Microsoft themselves demonstrated a lack of confidence with the new platform by, in January 2013, releasing Office 2013, which didn't use GDI or DirectWrite (at this time DirectWrite had been available for over 5 years). Office 2013 used its own kind of font rendering which didn't followed any accepted standard.

In recent years however, since Windows 10, Microsoft has doubled down on DirectWrite, improving its rendering and adding some missing features. The Office team agrees apparently (or was forced to agree), and has also supported DirectWrite since Office 2016.

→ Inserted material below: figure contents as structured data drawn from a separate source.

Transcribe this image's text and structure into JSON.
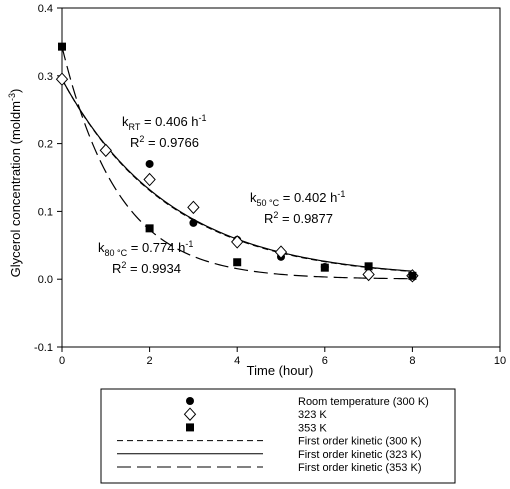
{
  "chart_data": {
    "type": "scatter",
    "xlabel": "Time (hour)",
    "ylabel_main": "Glycerol concentration (moldm",
    "ylabel_sup": "-3",
    "ylabel_end": ")",
    "xlim": [
      0,
      10
    ],
    "ylim": [
      -0.1,
      0.4
    ],
    "x_ticks": [
      0,
      2,
      4,
      6,
      8,
      10
    ],
    "x_tick_labels": [
      "0",
      "2",
      "4",
      "6",
      "8",
      "10"
    ],
    "y_ticks": [
      -0.1,
      0.0,
      0.1,
      0.2,
      0.3,
      0.4
    ],
    "y_tick_labels": [
      "-0.1",
      "0.0",
      "0.1",
      "0.2",
      "0.3",
      "0.4"
    ],
    "grid": false,
    "legend_position": "below",
    "series": [
      {
        "name": "Room temperature (300 K)",
        "marker": "filled-circle",
        "x": [
          0,
          2,
          3,
          4,
          5,
          6,
          8
        ],
        "y": [
          0.295,
          0.17,
          0.083,
          0.058,
          0.033,
          0.018,
          0.003
        ]
      },
      {
        "name": "323 K",
        "marker": "open-diamond",
        "x": [
          0,
          1,
          2,
          3,
          4,
          5,
          7,
          8
        ],
        "y": [
          0.295,
          0.19,
          0.147,
          0.106,
          0.055,
          0.04,
          0.007,
          0.005
        ]
      },
      {
        "name": "353 K",
        "marker": "filled-square",
        "x": [
          0,
          2,
          4,
          6,
          7,
          8
        ],
        "y": [
          0.343,
          0.075,
          0.025,
          0.017,
          0.019,
          0.005
        ]
      }
    ],
    "fits": [
      {
        "name": "First order kinetic (300 K)",
        "style": "short-dash",
        "y0": 0.295,
        "k": 0.406
      },
      {
        "name": "First order kinetic (323 K)",
        "style": "solid",
        "y0": 0.295,
        "k": 0.402
      },
      {
        "name": "First order kinetic (353 K)",
        "style": "long-dash",
        "y0": 0.343,
        "k": 0.774
      }
    ],
    "annotations": [
      {
        "id": "rt",
        "k_sub": "RT",
        "k_value": " = 0.406 h",
        "k_sup": "-1",
        "r2_value": " = 0.9766"
      },
      {
        "id": "t50",
        "k_sub": "50 °C",
        "k_value": " = 0.402 h",
        "k_sup": "-1",
        "r2_value": " = 0.9877"
      },
      {
        "id": "t80",
        "k_sub": "80 °C",
        "k_value": " = 0.774 h",
        "k_sup": "-1",
        "r2_value": " = 0.9934"
      }
    ],
    "k_symbol": "k",
    "r2_symbol": "R",
    "r2_sup": "2"
  }
}
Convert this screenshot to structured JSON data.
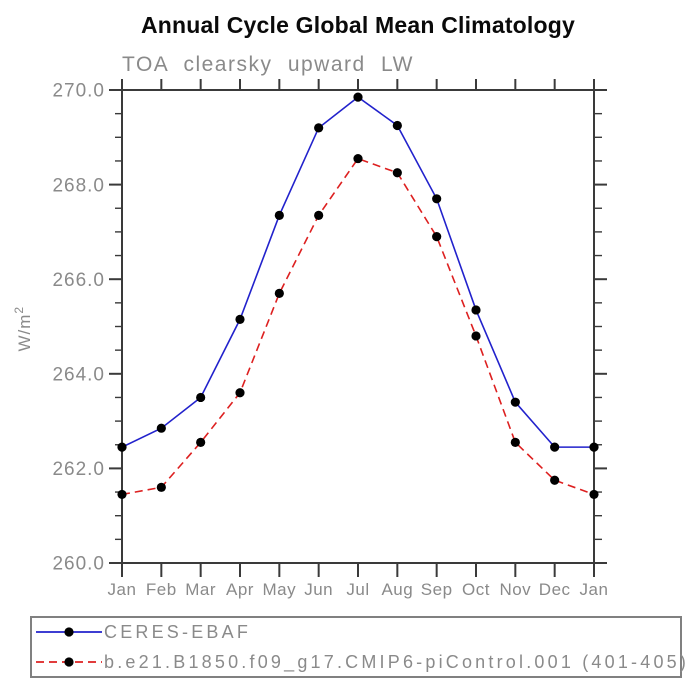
{
  "chart_data": {
    "type": "line",
    "title": "Annual Cycle Global Mean Climatology",
    "subtitle": "TOA clearsky upward LW",
    "ylabel_base": "W/m",
    "ylabel_sup": "2",
    "categories": [
      "Jan",
      "Feb",
      "Mar",
      "Apr",
      "May",
      "Jun",
      "Jul",
      "Aug",
      "Sep",
      "Oct",
      "Nov",
      "Dec",
      "Jan"
    ],
    "ylim": [
      260.0,
      270.0
    ],
    "y_major_step": 2.0,
    "y_minor_step": 0.5,
    "y_tick_labels": [
      "260.0",
      "262.0",
      "264.0",
      "266.0",
      "268.0",
      "270.0"
    ],
    "grid": false,
    "legend_position": "bottom-left",
    "series": [
      {
        "name": "CERES-EBAF",
        "color": "#2222cc",
        "style": "solid",
        "marker": "circle",
        "marker_color": "#000000",
        "values": [
          262.45,
          262.85,
          263.5,
          265.15,
          267.35,
          269.2,
          269.85,
          269.25,
          267.7,
          265.35,
          263.4,
          262.45,
          262.45
        ]
      },
      {
        "name": "b.e21.B1850.f09_g17.CMIP6-piControl.001 (401-405)",
        "color": "#dd2020",
        "style": "dashed",
        "marker": "circle",
        "marker_color": "#000000",
        "values": [
          261.45,
          261.6,
          262.55,
          263.6,
          265.7,
          267.35,
          268.55,
          268.25,
          266.9,
          264.8,
          262.55,
          261.75,
          261.45
        ]
      }
    ],
    "colors": {
      "axis": "#3a3a3a",
      "tick": "#3a3a3a",
      "axis_text": "#8a8a8a",
      "title_text": "#0a0a0a",
      "background": "#ffffff"
    }
  }
}
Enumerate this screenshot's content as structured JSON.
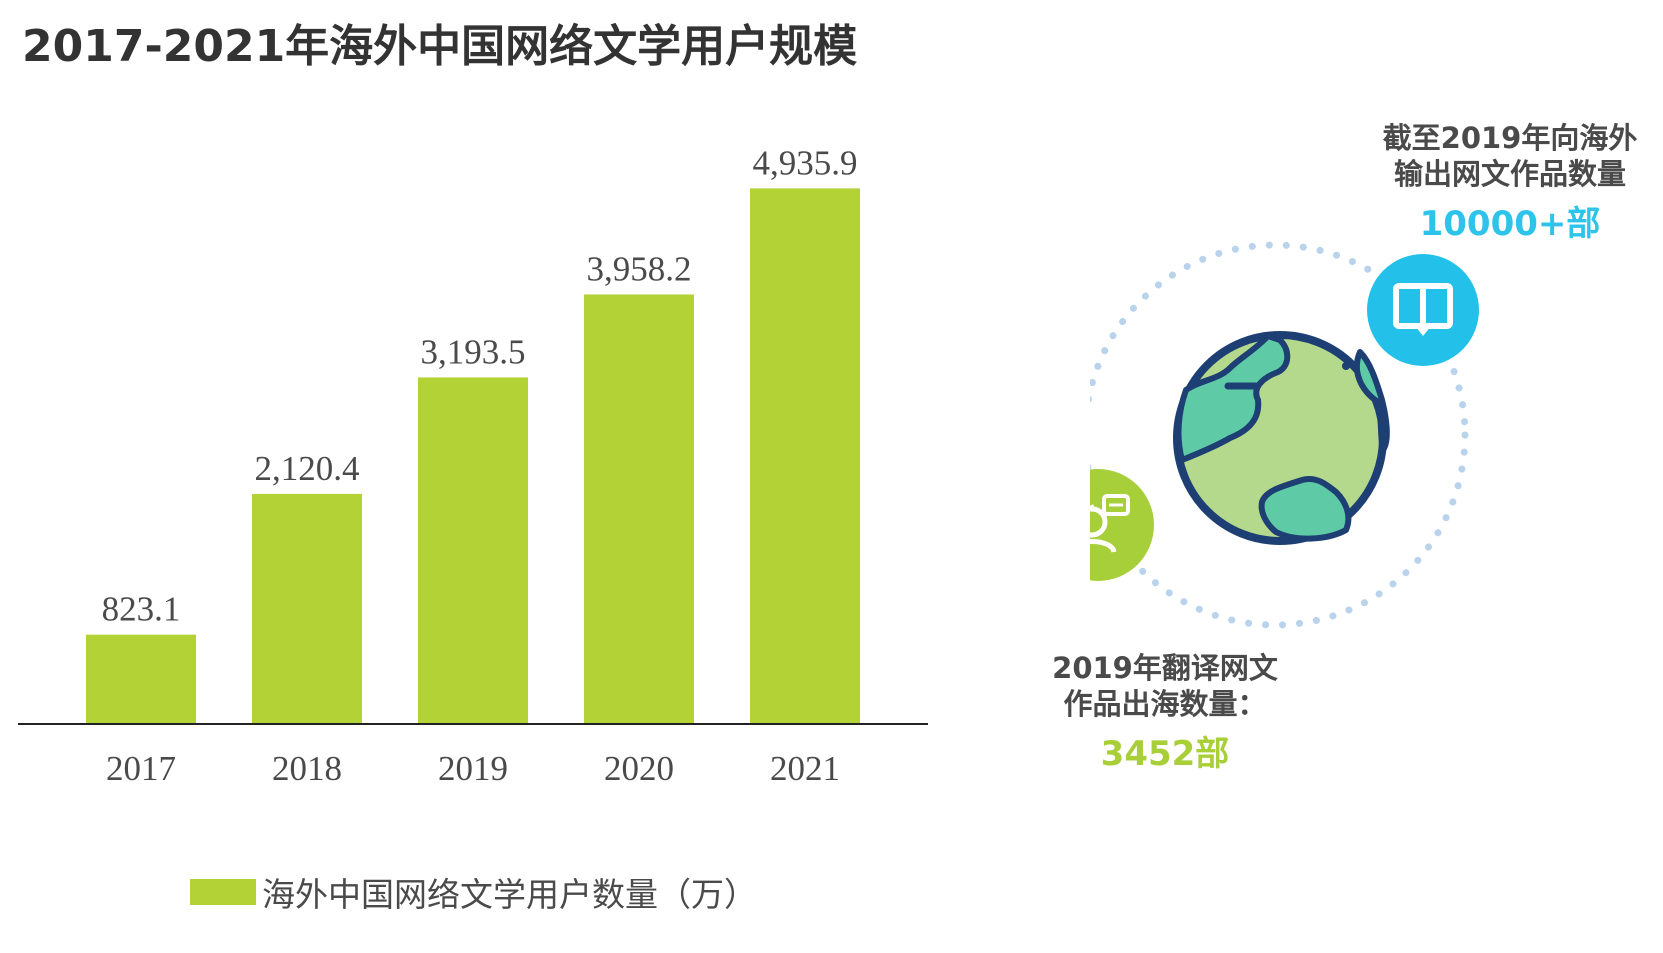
{
  "title": "2017-2021年海外中国网络文学用户规模",
  "chart_data": {
    "type": "bar",
    "categories": [
      "2017",
      "2018",
      "2019",
      "2020",
      "2021"
    ],
    "series": [
      {
        "name": "海外中国网络文学用户数量（万）",
        "values": [
          823.1,
          2120.4,
          3193.5,
          3958.2,
          4935.9
        ]
      }
    ],
    "value_labels": [
      "823.1",
      "2,120.4",
      "3,193.5",
      "3,958.2",
      "4,935.9"
    ],
    "ylim": [
      0,
      5400
    ],
    "grid": false,
    "legend": "bottom",
    "bar_color": "#b2d235"
  },
  "legend": {
    "label": "海外中国网络文学用户数量（万）"
  },
  "stats": {
    "export": {
      "label_line1": "截至2019年向海外",
      "label_line2": "输出网文作品数量",
      "value": "10000+部",
      "icon": "book-icon",
      "color": "#2ec3ea"
    },
    "translated": {
      "label_line1": "2019年翻译网文",
      "label_line2": "作品出海数量：",
      "value": "3452部",
      "icon": "translator-icon",
      "color": "#a8cf38"
    },
    "center_icon": "globe-icon"
  }
}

People with high DPI screens may also not see a big problem with DirectWrite, as fonts produced by it can appear smooth in many situations on a high DPI screen. However there are still situations where fonts produced by DirectWrite are inferior to FreeType or Apple fonts even with high DPI, and some people still prefer having the option to use MacType.

DirectWrite vs GDI

One interesting side-effect of DirectWrite, is – unlike GDI – it allows each app to customise how it displays its fonts. This can and does result several apps on the screen all with slightly different text appearance, and is not a good design choice from an OS design perspective. PC screens can present a lot of information at once, and extraneous visual information such as different UI elements, or different fonts, distracts from information that's actually relevant to a user.

Another way of expressing this problem is; imagine a screen with 20 random colour blocks that serve no purpose: The blocks will likely distract a user from their current task. This is why good interface design attempts to reduce unnecessary visual information and to standardise—to create a common visual language that a user can become accustomed to. It's also why several types of font rendering methods on the same screen is a bad idea. Even if it's not noticed at a conscious level, it's noticed unconsciously by the reticular activating system, which can result in mental fatigue, or other odd side-effects, especially with prolonged use.

We do hope Microsoft continues to improve the visual aspects of DirectWrite to match Apple's or FreeType's rendering and enforce standardisation across apps.

In the meantime however many users prefer to use MacType with apps that support GDI, to attain the higher quality and visually consistent FreeType rendering on Windows.